Incidentally this last factor also aggravated the crisis as immature bulbs have very poor shelf life and can’t be transported far away.


· In my view they made the maximum money as their mark-up from wholesale prices were exceptionally higher and continued for prolonged period even when the wholesale prices had come down. Being price inelastic, there was no dip in demand.

· Just for example, Safal’s price (read price at quasi Govt shops) on 8th February 2011 in Delhi is Rs 23 a Kg when average price in Pimpalgaon on 8th Feb is just Rs 8.75 a Kg, an eye popping mark-up of 263%.

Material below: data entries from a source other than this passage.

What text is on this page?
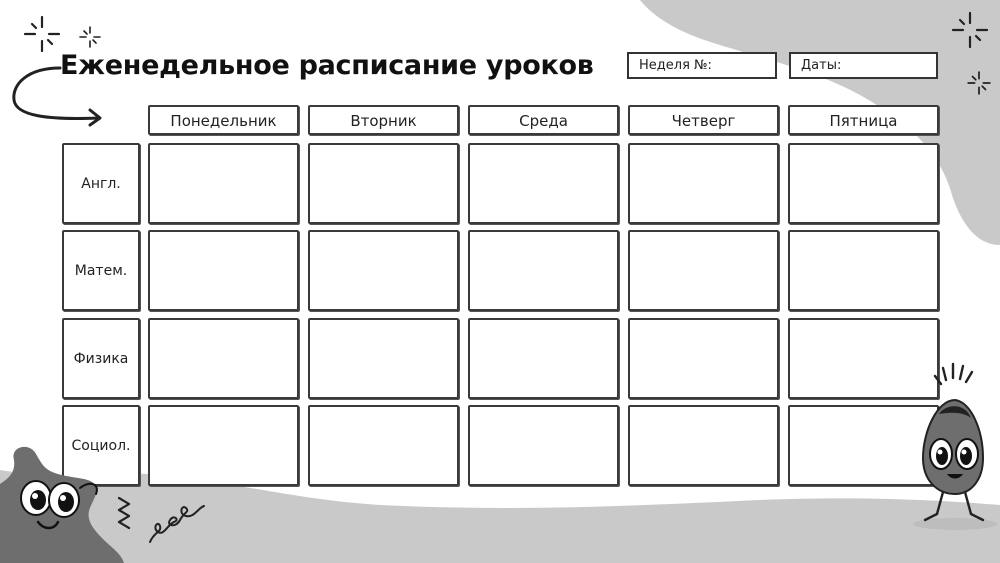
Еженедельное расписание уроков	Неделя №:	Даты:
Понедельник	Вторник	Среда	Четверг	Пятница
Англ.
Матем.
Физика
Социол.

Wholesalers at assembly markets

· Those who had the balance physical stock from last Rabi in hand. Not much though.

· Those who might have re-traded the onion stock in assembly market itself without physical transactions and outside the APMC mechanism. No evidence though. You’ll need to think hard to visualize this phenomenon usually played in stock markets during old days.

Buying agencies to support Govt’s relief measures.

· Mandated by Central and State Govts to provide relief to customers by subsidizing onion prices, the agencies that purchased onion from assembly markets for organizations like NAFED and NCCF might also have made mullah from the crisis. It was alleged by many that that agencies responsible for buying this onion bought bad quality onion at higher prices. Circumstantial evidences also indicated that one of the agency responsible for purchase of subsidized onions had linkages with some Directors of NAFED.

How to prevent price spikes in future? Let’s do it some other time. As of now enjoy the crisis and let everyone invest their onions.